KUPANG — Wakil Wali Kota Kupang Serena Francis menegaskan bahwa peningkatan level maturitas SPIP ini bukan sekadar angka, melainkan pijakan untuk memperkuat tata kelola pemerintahan yang bersih dan profesional. Hal itu disampaikan dalam rapat pembukaan (entry meeting) bersama Tim Evaluator BPKP Perwakilan NTT yang menandai dimulainya evaluasi maturitas SPIP terintegrasi dan audit tata kelola pengadaan barang dan jasa (PBJ) Tahun Anggaran 2026.
"Kami tidak memandang pengawasan sebagai ancaman atau sesuatu yang perlu ditakuti. Justru kami melihat BPKP sebagai mitra strategis yang membantu kami memperbaiki sistem, memperkuat tata kelola, dan memastikan setiap rupiah anggaran benar-benar memberikan manfaat bagi masyarakat," kata Serena di Kupang, Jumat.
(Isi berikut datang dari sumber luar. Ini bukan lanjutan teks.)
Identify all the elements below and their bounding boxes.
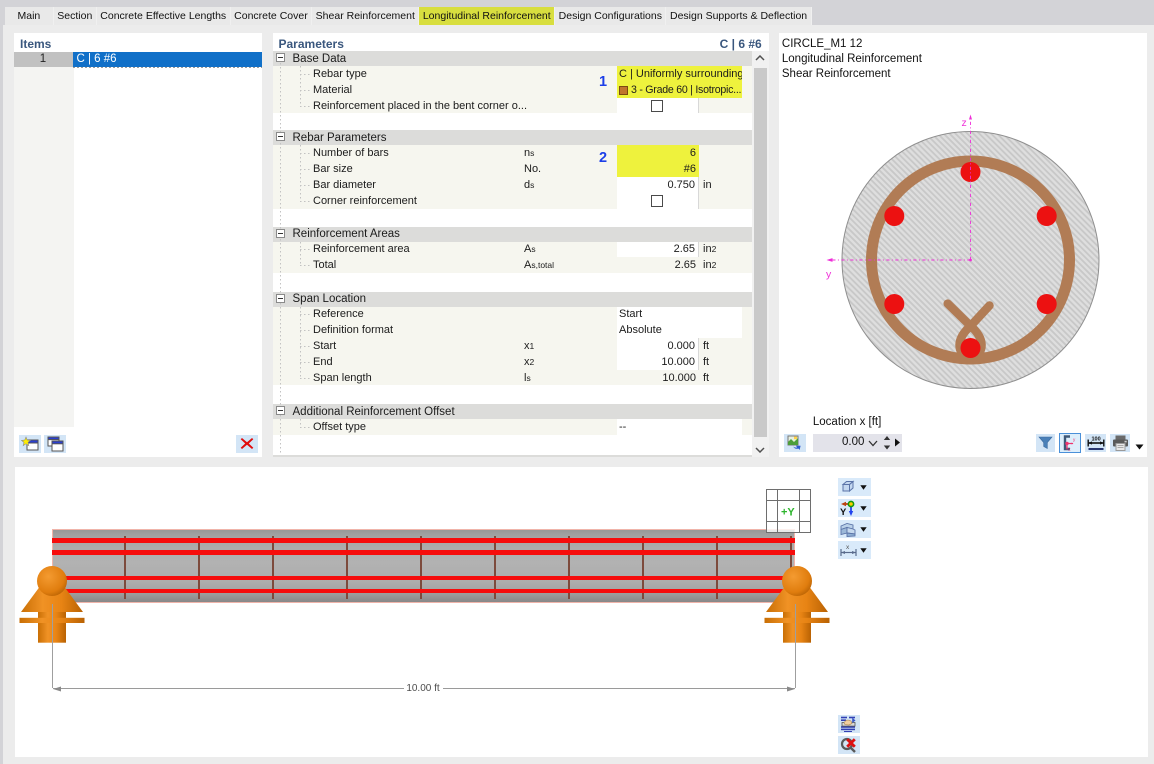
svg-text:z: z xyxy=(961,118,966,129)
svg-text:y: y xyxy=(1073,437,1076,442)
svg-text:Y: Y xyxy=(840,507,847,517)
svg-text:+Y: +Y xyxy=(781,507,795,519)
svg-text:x: x xyxy=(1069,447,1072,451)
svg-text:y: y xyxy=(826,269,832,280)
svg-text:x: x xyxy=(846,544,850,551)
svg-text:100: 100 xyxy=(1091,436,1100,442)
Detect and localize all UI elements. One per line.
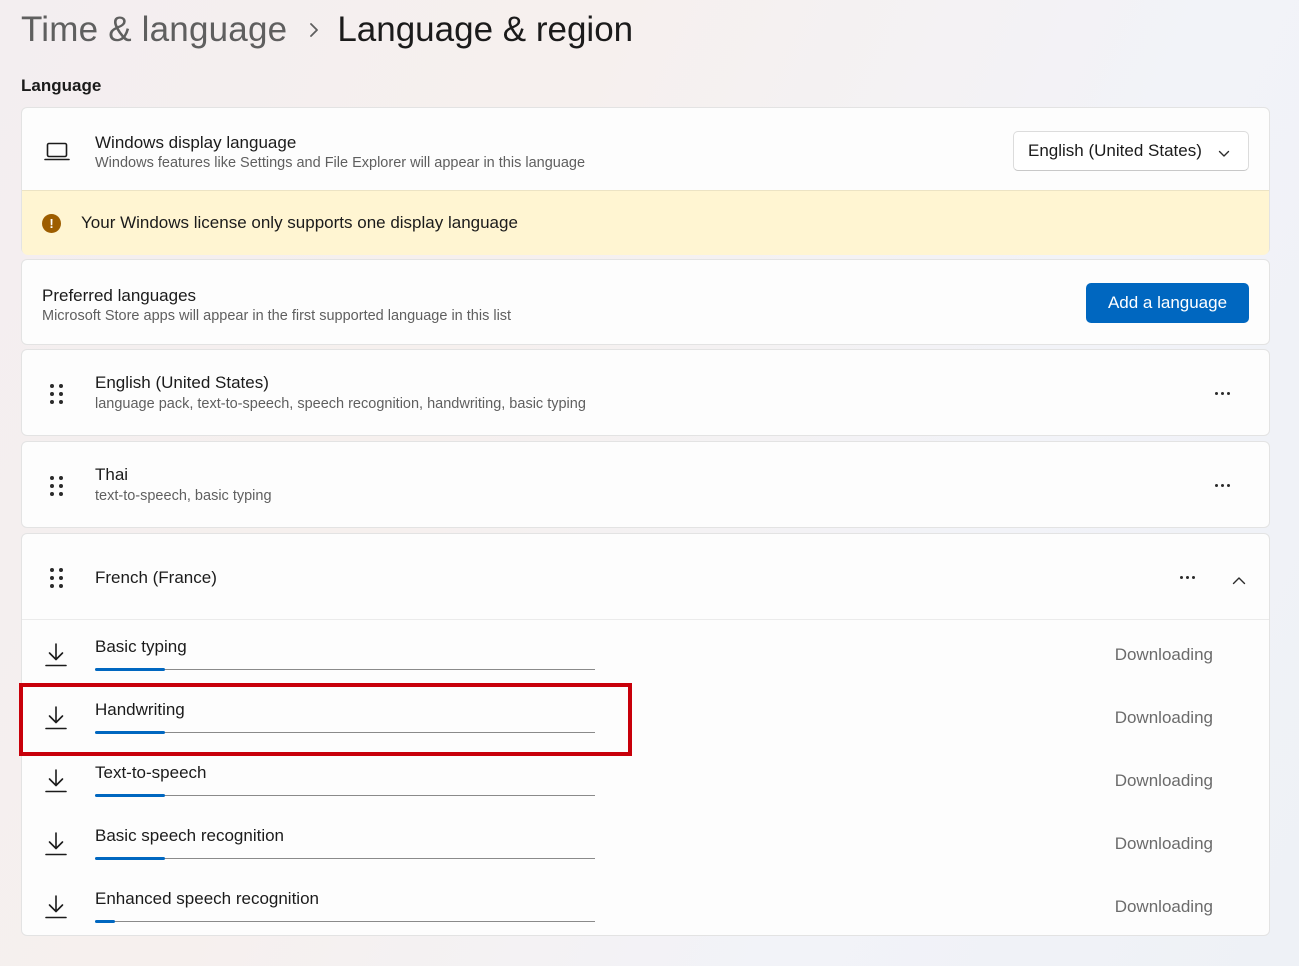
feature-row-text-to-speech: Text-to-speech Downloading — [22, 749, 1269, 812]
download-status: Downloading — [1114, 708, 1213, 727]
language-features: text-to-speech, basic typing — [95, 488, 272, 504]
more-options-icon[interactable] — [1180, 576, 1195, 579]
feature-name: Basic typing — [95, 637, 187, 656]
download-icon — [44, 642, 68, 673]
preferred-languages-subtitle: Microsoft Store apps will appear in the … — [42, 308, 512, 324]
language-item-thai[interactable]: Thai text-to-speech, basic typing — [21, 441, 1270, 528]
preferred-languages-title: Preferred languages — [42, 286, 197, 305]
license-warning-text: Your Windows license only supports one d… — [81, 213, 518, 232]
display-language-selected: English (United States) — [1028, 141, 1202, 160]
breadcrumb-parent-link[interactable]: Time & language — [21, 10, 287, 50]
progress-bar — [95, 794, 595, 797]
more-options-icon[interactable] — [1215, 484, 1230, 487]
page-title: Language & region — [337, 10, 634, 49]
language-name: Thai — [95, 465, 129, 484]
progress-fill — [95, 920, 115, 923]
warning-icon: ! — [42, 213, 61, 233]
download-status: Downloading — [1114, 897, 1213, 916]
download-icon — [44, 831, 68, 862]
progress-bar — [95, 857, 595, 860]
feature-row-basic-speech-recognition: Basic speech recognition Downloading — [22, 812, 1269, 875]
download-status: Downloading — [1114, 771, 1213, 790]
chevron-right-icon — [309, 23, 319, 37]
progress-bar — [95, 668, 595, 671]
divider — [22, 619, 1269, 620]
display-language-dropdown[interactable]: English (United States) — [1013, 131, 1249, 171]
language-item-english[interactable]: English (United States) language pack, t… — [21, 349, 1270, 436]
license-warning-bar: ! Your Windows license only supports one… — [22, 190, 1269, 255]
download-status: Downloading — [1114, 834, 1213, 853]
add-language-button[interactable]: Add a language — [1086, 283, 1249, 323]
laptop-icon — [44, 142, 70, 167]
breadcrumb: Time & language Language & region — [21, 6, 633, 54]
download-icon — [44, 705, 68, 736]
download-icon — [44, 894, 68, 925]
feature-row-handwriting: Handwriting Downloading — [22, 686, 1269, 749]
chevron-up-icon[interactable] — [1232, 572, 1246, 590]
display-language-subtitle: Windows features like Settings and File … — [95, 155, 586, 171]
feature-row-basic-typing: Basic typing Downloading — [22, 623, 1269, 686]
chevron-down-icon — [1218, 145, 1230, 163]
section-title-language: Language — [21, 76, 102, 95]
display-language-card: Windows display language Windows feature… — [21, 107, 1270, 255]
progress-fill — [95, 794, 165, 797]
download-icon — [44, 768, 68, 799]
progress-bar — [95, 920, 595, 923]
display-language-title: Windows display language — [95, 133, 297, 152]
progress-fill — [95, 668, 165, 671]
drag-handle-icon[interactable] — [49, 384, 65, 404]
progress-bar — [95, 731, 595, 734]
feature-name: Enhanced speech recognition — [95, 889, 319, 908]
feature-name: Basic speech recognition — [95, 826, 285, 845]
language-item-french: French (France) Basic typing Downloading… — [21, 533, 1270, 936]
feature-name: Text-to-speech — [95, 763, 207, 782]
feature-name: Handwriting — [95, 700, 185, 719]
language-name: French (France) — [95, 568, 217, 587]
progress-fill — [95, 731, 165, 734]
download-status: Downloading — [1114, 645, 1213, 664]
drag-handle-icon[interactable] — [49, 476, 65, 496]
more-options-icon[interactable] — [1215, 392, 1230, 395]
drag-handle-icon[interactable] — [49, 568, 65, 588]
preferred-languages-card: Preferred languages Microsoft Store apps… — [21, 259, 1270, 345]
language-features: language pack, text-to-speech, speech re… — [95, 396, 586, 412]
feature-row-enhanced-speech-recognition: Enhanced speech recognition Downloading — [22, 875, 1269, 938]
progress-fill — [95, 857, 165, 860]
language-name: English (United States) — [95, 373, 269, 392]
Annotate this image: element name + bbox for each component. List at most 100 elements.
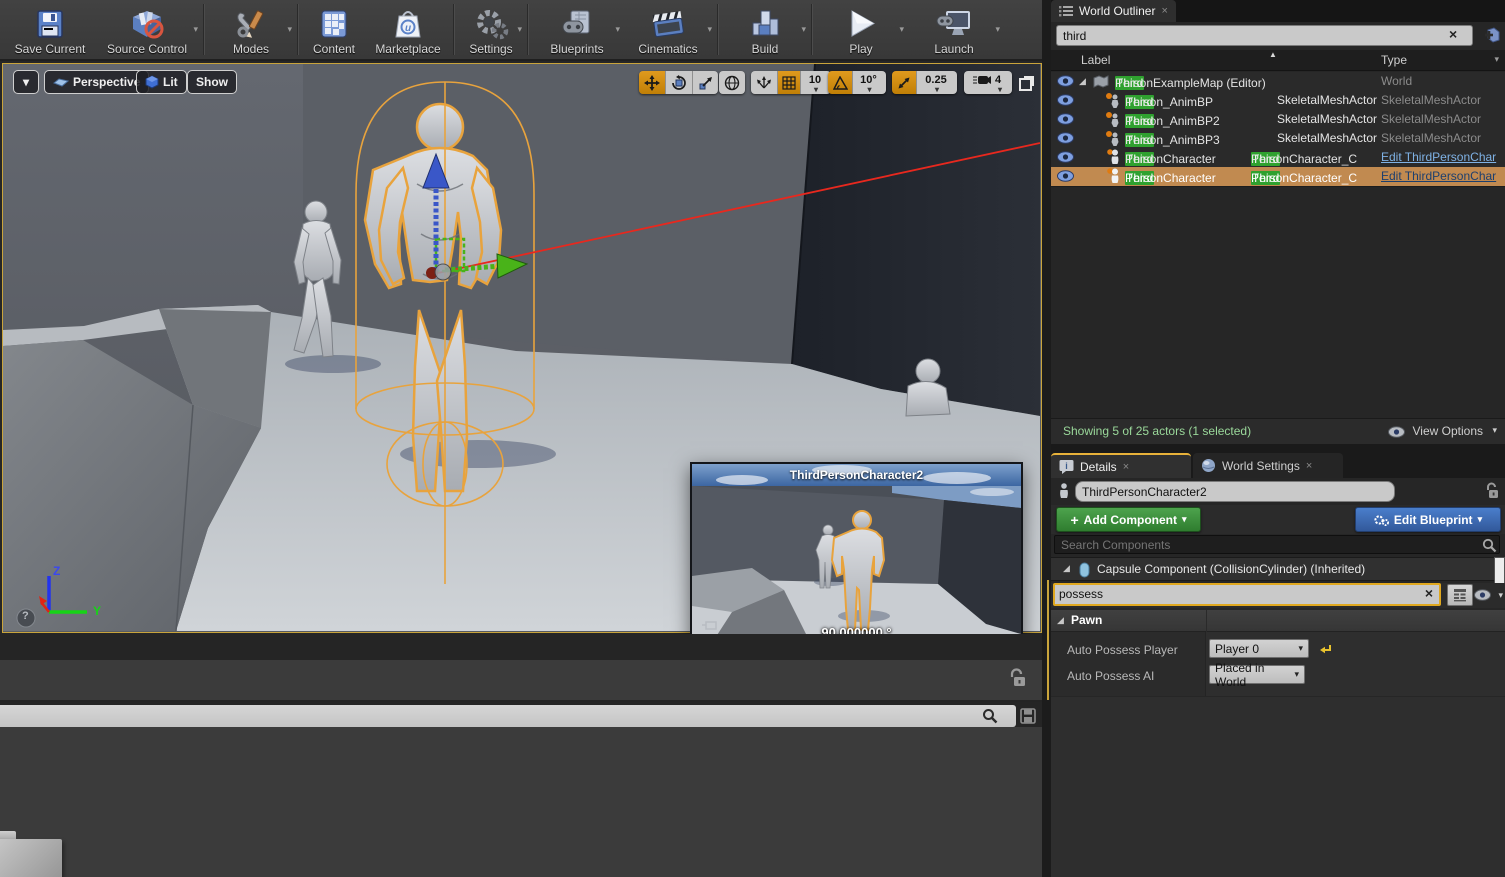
dropdown-caret-icon[interactable]: ▾: [995, 24, 1000, 35]
actor-name-input[interactable]: [1075, 481, 1395, 502]
visibility-eye-icon[interactable]: [1057, 113, 1074, 125]
marketplace-button[interactable]: u Marketplace: [366, 0, 450, 59]
scale-snap-value-button[interactable]: 0.25▾: [917, 71, 957, 94]
expand-caret-icon[interactable]: ◢: [1063, 563, 1070, 574]
play-button[interactable]: Play ▾: [816, 0, 906, 59]
lock-open-icon[interactable]: [1008, 668, 1026, 688]
property-matrix-button[interactable]: [1447, 584, 1473, 606]
outliner-row-actor[interactable]: ThirdPerson_AnimBP3 SkeletalMeshActor Sk…: [1051, 129, 1505, 148]
grid-snap-value-button[interactable]: 10▾: [801, 71, 831, 94]
category-label: Pawn: [1071, 613, 1102, 627]
display-filter-eye-icon[interactable]: [1474, 589, 1491, 601]
perspective-button[interactable]: Perspective: [44, 70, 149, 94]
cinematics-button[interactable]: Cinematics ▾: [622, 0, 714, 59]
actor-label: Person_AnimBP2: [1125, 114, 1220, 128]
save-current-button[interactable]: Save Current: [6, 0, 94, 59]
coord-space-group: [719, 71, 745, 94]
dropdown-caret-icon[interactable]: ▾: [287, 24, 292, 35]
lit-mode-button[interactable]: Lit: [136, 70, 187, 94]
rotate-tool-button[interactable]: [666, 71, 693, 94]
skeletal-mesh-actor-icon: [1105, 112, 1121, 127]
outliner-row-character[interactable]: ThirdPersonCharacter ThirdPersonCharacte…: [1051, 148, 1505, 167]
component-tree-row[interactable]: ◢ Capsule Component (CollisionCylinder) …: [1051, 557, 1505, 581]
toolbar-separator: [453, 4, 455, 55]
scale-tool-button[interactable]: [693, 71, 718, 94]
category-header-pawn[interactable]: ◢ Pawn: [1051, 610, 1505, 632]
property-filter-input[interactable]: [1057, 585, 1407, 602]
search-icon: [1482, 538, 1497, 553]
scale-snap-toggle-button[interactable]: [892, 71, 917, 94]
content-browser-search-bar[interactable]: [0, 705, 1016, 727]
toolbar-separator: [297, 4, 299, 55]
outliner-search-input[interactable]: [1056, 25, 1473, 46]
world-space-toggle-button[interactable]: [719, 71, 745, 94]
close-tab-icon[interactable]: ×: [1123, 461, 1129, 473]
dropdown-caret-icon[interactable]: ▾: [615, 24, 620, 35]
rotation-snap-value-button[interactable]: 10°▾: [853, 71, 886, 94]
lock-open-icon[interactable]: [1485, 482, 1499, 500]
tab-world-settings[interactable]: World Settings ×: [1193, 453, 1343, 478]
dropdown-caret-icon[interactable]: ▾: [193, 24, 198, 35]
folder-item[interactable]: [0, 839, 62, 877]
caret-down-icon[interactable]: ▾: [1498, 590, 1503, 601]
maximize-viewport-button[interactable]: [1017, 73, 1037, 93]
blueprints-button[interactable]: Blueprints ▾: [532, 0, 622, 59]
clear-search-icon[interactable]: ×: [1449, 26, 1457, 42]
content-browser: rdPersonBP: [0, 634, 1044, 877]
modes-button[interactable]: Modes ▾: [208, 0, 294, 59]
edit-blueprint-link[interactable]: Edit ThirdPersonChar: [1381, 169, 1496, 183]
column-header-label[interactable]: Label: [1081, 53, 1110, 67]
toolbar-separator: [527, 4, 529, 55]
edit-blueprint-button[interactable]: Edit Blueprint ▾: [1355, 507, 1501, 532]
caret-down-icon[interactable]: ▾: [1492, 425, 1497, 436]
dropdown-caret-icon[interactable]: ▾: [801, 24, 806, 35]
toolbar-button-label: Build: [752, 42, 779, 56]
show-menu-button[interactable]: Show: [187, 70, 237, 94]
surface-snap-button[interactable]: [751, 71, 778, 94]
visibility-eye-icon[interactable]: [1057, 170, 1074, 182]
search-components-input[interactable]: [1054, 535, 1500, 554]
column-header-type[interactable]: Type: [1381, 53, 1407, 67]
pane-divider[interactable]: [1042, 0, 1051, 877]
clear-filter-icon[interactable]: ×: [1425, 585, 1433, 601]
outliner-row-character-selected[interactable]: ThirdPersonCharacter ThirdPersonCharacte…: [1051, 167, 1505, 186]
tab-world-outliner[interactable]: World Outliner ×: [1051, 0, 1176, 22]
close-tab-icon[interactable]: ×: [1306, 460, 1312, 472]
source-control-button[interactable]: Source Control ▾: [94, 0, 200, 59]
dropdown-caret-icon[interactable]: ▾: [899, 24, 904, 35]
rotation-snap-group: 10°▾: [828, 71, 886, 94]
grid-snap-toggle-button[interactable]: [778, 71, 801, 94]
viewport-options-dropdown[interactable]: ▾: [13, 70, 39, 94]
visibility-eye-icon[interactable]: [1057, 94, 1074, 106]
visibility-eye-icon[interactable]: [1057, 75, 1074, 87]
content-button[interactable]: Content: [302, 0, 366, 59]
visibility-eye-icon[interactable]: [1057, 151, 1074, 163]
visibility-eye-icon[interactable]: [1057, 132, 1074, 144]
expand-caret-icon[interactable]: ◢: [1079, 76, 1086, 87]
create-actor-icon[interactable]: [1480, 26, 1500, 44]
view-options-button[interactable]: View Options: [1413, 424, 1483, 438]
camera-speed-button[interactable]: 4▾: [964, 71, 1012, 94]
auto-possess-ai-dropdown[interactable]: Placed in World ▾: [1209, 665, 1305, 684]
edit-blueprint-link[interactable]: Edit ThirdPersonChar: [1381, 150, 1496, 164]
rotation-snap-toggle-button[interactable]: [828, 71, 853, 94]
settings-button[interactable]: Settings ▾: [458, 0, 524, 59]
save-filter-icon[interactable]: [1020, 708, 1036, 724]
add-component-button[interactable]: + Add Component ▾: [1056, 507, 1201, 532]
tab-details[interactable]: i Details ×: [1051, 453, 1191, 478]
outliner-row-map[interactable]: ◢ ThirdPersonExampleMap (Editor) World: [1051, 72, 1505, 91]
level-viewport[interactable]: Z Y ? ▾ Perspective Lit Show 10▾: [2, 63, 1042, 633]
dropdown-caret-icon[interactable]: ▾: [517, 24, 522, 35]
auto-possess-player-dropdown[interactable]: Player 0 ▾: [1209, 639, 1309, 658]
outliner-row-actor[interactable]: ThirdPerson_AnimBP2 SkeletalMeshActor Sk…: [1051, 110, 1505, 129]
help-icon[interactable]: ?: [22, 610, 29, 622]
dropdown-caret-icon[interactable]: ▾: [707, 24, 712, 35]
reset-to-default-icon[interactable]: [1319, 643, 1333, 655]
move-tool-button[interactable]: [639, 71, 666, 94]
launch-button[interactable]: Launch ▾: [906, 0, 1002, 59]
outliner-row-actor[interactable]: ThirdPerson_AnimBP SkeletalMeshActor Ske…: [1051, 91, 1505, 110]
type-filter-icon[interactable]: ▾: [1494, 54, 1499, 65]
close-tab-icon[interactable]: ×: [1161, 5, 1167, 17]
rotation-snap-value: 10°: [860, 74, 877, 86]
build-button[interactable]: Build ▾: [722, 0, 808, 59]
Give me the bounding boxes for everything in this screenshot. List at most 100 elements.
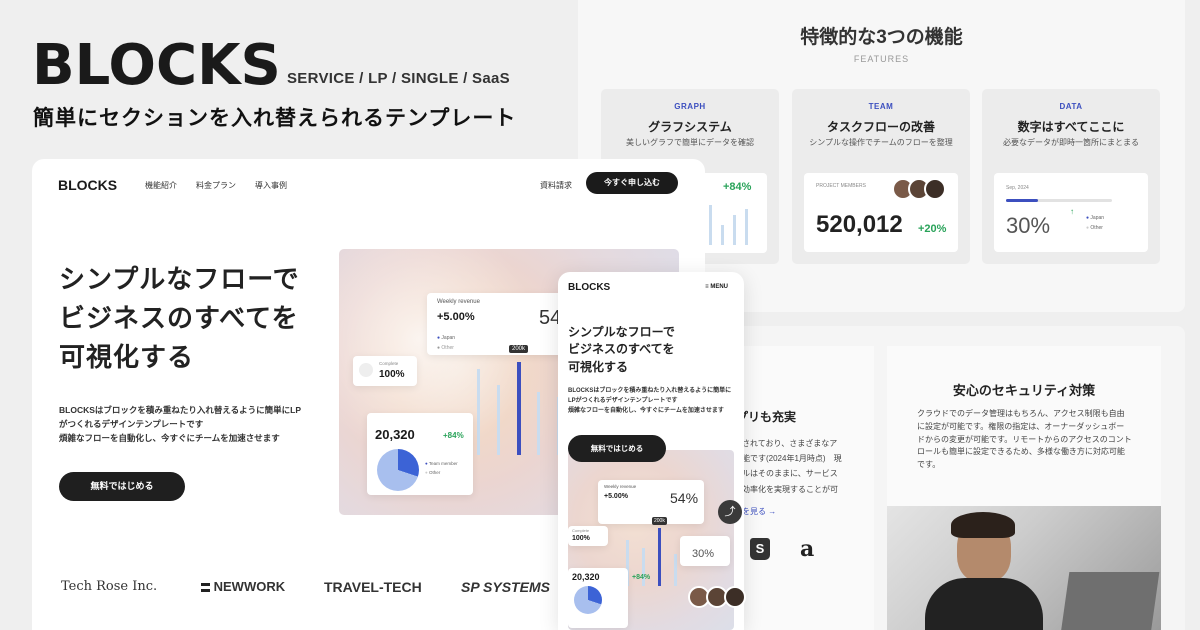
data-progress-fill <box>1006 199 1038 202</box>
mobile-body-line: LPがつくれるデザインテンプレートです <box>568 398 678 405</box>
complete-card: Complete 100% <box>353 356 417 386</box>
hero-title: シンプルなフローで ビジネスのすべてを 可視化する <box>59 260 300 377</box>
mobile-pie-chart <box>574 586 602 614</box>
graph-bars <box>709 205 748 245</box>
share-icon[interactable]: ⤴ <box>718 500 742 524</box>
brand-logo: BLOCKS <box>32 33 281 98</box>
up-arrow-icon: ↑ <box>1070 207 1074 216</box>
mobile-weekly-card: Weekly revenue +5.00% 54% <box>598 480 704 524</box>
weekly-legend-2: ● Other <box>437 345 454 351</box>
hero-body: BLOCKSはブロックを積み重ねたり入れ替えるように簡単にLP がつくれるデザイ… <box>59 403 301 445</box>
data-value: 30% <box>1006 213 1051 238</box>
newwork-label: NEWWORK <box>213 579 286 594</box>
feature-desc: 必要なデータが即時一箇所にまとまる <box>1003 138 1139 147</box>
feature-tag: DATA <box>1059 102 1083 111</box>
hero-title-line: シンプルなフローで <box>59 264 300 294</box>
client-logo-techrose: Tech Rose Inc. <box>61 579 158 594</box>
mobile-body-line: 煩雑なフローを自動化し、今すぐにチームを加速させます <box>568 408 724 415</box>
feature-desc: シンプルな操作でチームのフローを整理 <box>809 138 953 147</box>
brand-tagline: 簡単にセクションを入れ替えられるテンプレート <box>33 107 517 130</box>
total-value: 20,320 <box>375 427 415 442</box>
hero-body-line: がつくれるデザインテンプレートです <box>59 419 204 430</box>
chart-bubble: 200k <box>509 345 529 353</box>
start-free-button[interactable]: 無料ではじめる <box>59 472 185 501</box>
nav-features[interactable]: 機能紹介 <box>145 180 177 191</box>
dot-icon: ● <box>425 470 428 475</box>
team-photo <box>887 506 1161 630</box>
apps-body: されており、さまざまなア 能です(2024年1月時点) 現 ルはそのままに、サー… <box>742 436 842 497</box>
avatar <box>924 178 946 200</box>
client-logo-newwork: NEWWORK <box>201 579 285 594</box>
nav-cases[interactable]: 導入事例 <box>255 180 287 191</box>
team-label: PROJECT MEMBERS <box>816 183 866 189</box>
apps-link[interactable]: を見る → <box>742 506 776 517</box>
stripes-icon <box>201 583 210 592</box>
mobile-title-line: シンプルなフローで <box>568 325 675 339</box>
weekly-legend: ● Japan <box>437 335 455 341</box>
amazon-icon: a <box>800 536 815 562</box>
avatar <box>724 586 746 608</box>
hero-title-line: ビジネスのすべてを <box>59 303 299 333</box>
weekly-label: Weekly revenue <box>437 299 480 305</box>
total-card: 20,320 +84% ● Team member ● Other <box>367 413 473 495</box>
apps-body-line: 効率化を実現することが可 <box>742 484 838 494</box>
legend-team: Team member <box>428 461 458 466</box>
hero-bar-chart <box>477 362 560 455</box>
mobile-complete-card: Complete 100% <box>568 526 608 546</box>
feature-card-team: TEAM タスクフローの改善 シンプルな操作でチームのフローを整理 PROJEC… <box>792 89 970 264</box>
brand-tags: SERVICE / LP / SINGLE / SaaS <box>287 70 510 87</box>
complete-label: Complete <box>379 361 399 366</box>
dot-icon: ● <box>425 461 428 466</box>
mobile-weekly-value: +5.00% <box>604 493 628 500</box>
graph-widget: +84% <box>701 173 767 253</box>
features-title: 特徴的な3つの機能 <box>800 27 963 48</box>
legend-other: Other <box>428 470 441 475</box>
apps-body-line: ルはそのままに、サービス <box>742 469 838 479</box>
mobile-logo[interactable]: BLOCKS <box>568 282 610 293</box>
mobile-body-line: BLOCKSはブロックを積み重ねたり入れ替えるように簡単に <box>568 388 732 394</box>
total-delta: +84% <box>443 431 464 440</box>
mobile-complete-value: 100% <box>572 535 590 542</box>
mobile-title-line: ビジネスのすべてを <box>568 342 675 357</box>
mobile-weekly-label: Weekly revenue <box>604 484 637 489</box>
nav-document-request[interactable]: 資料請求 <box>540 180 572 191</box>
mobile-total-delta: +84% <box>632 574 651 581</box>
security-section: 安心のセキュリティ対策 クラウドでのデータ管理はもちろん、アクセス制限も自由に設… <box>887 346 1161 630</box>
apps-heading: プリも充実 <box>736 410 797 424</box>
legend-japan: Japan <box>441 335 456 341</box>
mobile-preview: BLOCKS ≡ MENU シンプルなフローで ビジネスのすべてを 可視化する … <box>558 272 744 630</box>
feature-desc: 美しいグラフで簡単にデータを確認 <box>626 138 754 147</box>
feature-title: 数字はすべてここに <box>1017 120 1125 134</box>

Reformasi Birokrasi Tak Cukup dari Nilai Evaluasi
Menurut Serena, reformasi birokrasi harus tercermin dalam pelayanan publik yang lebih cepat, transparan, dan efektif. Ia berharap proses evaluasi berlangsung objektif sehingga meningkatkan kehati-hatian, integritas, dan kualitas pengelolaan anggaran, khususnya pada sektor pengadaan barang dan jasa.
Serena menginstruksikan seluruh kepala perangkat daerah bersikap kooperatif, terbuka, dan responsif selama evaluasi dengan menyediakan seluruh data dan dokumen yang dibutuhkan tim evaluator.
Pemkot Kupang Jadi Percontohan di NTT
Pemkot Kupang menjadi pemerintah daerah pertama di Nusa Tenggara Timur yang menyerahkan Laporan Penilaian Mandiri dan Penjaminan Kualitas (PMPKSP). Daerah ini juga yang pertama menjalani evaluasi oleh BPKP. Selain evaluasi maturitas SPIP, BPKP melaksanakan audit tata kelola PBJ Tahun Anggaran 2026 yang diperkirakan berlangsung selama 36 hari.
Audit dilakukan melalui metode uji petik terhadap sejumlah proyek strategis, terutama pada Dinas Pekerjaan Umum dan Penataan Ruang (PUPR) serta Dinas Kesehatan.
Target Validasi Resmi Minimal Level 3
Inspektur Daerah Kota Kupang Frengki Amalo mengatakan peningkatan hasil penilaian mandiri dari Level 2 ke Level 4 merupakan hasil kerja kolektif seluruh perangkat daerah. Capaian itu menunjukkan praktik pengendalian intern tidak lagi sebatas pemenuhan administrasi, tetapi telah terintegrasi dalam pengambilan keputusan, pengelolaan risiko, serta pelaksanaan program dan kegiatan.
"Kami berharap hasil validasi resmi BPKP sedikitnya mencapai Level 3," tambah Frengki.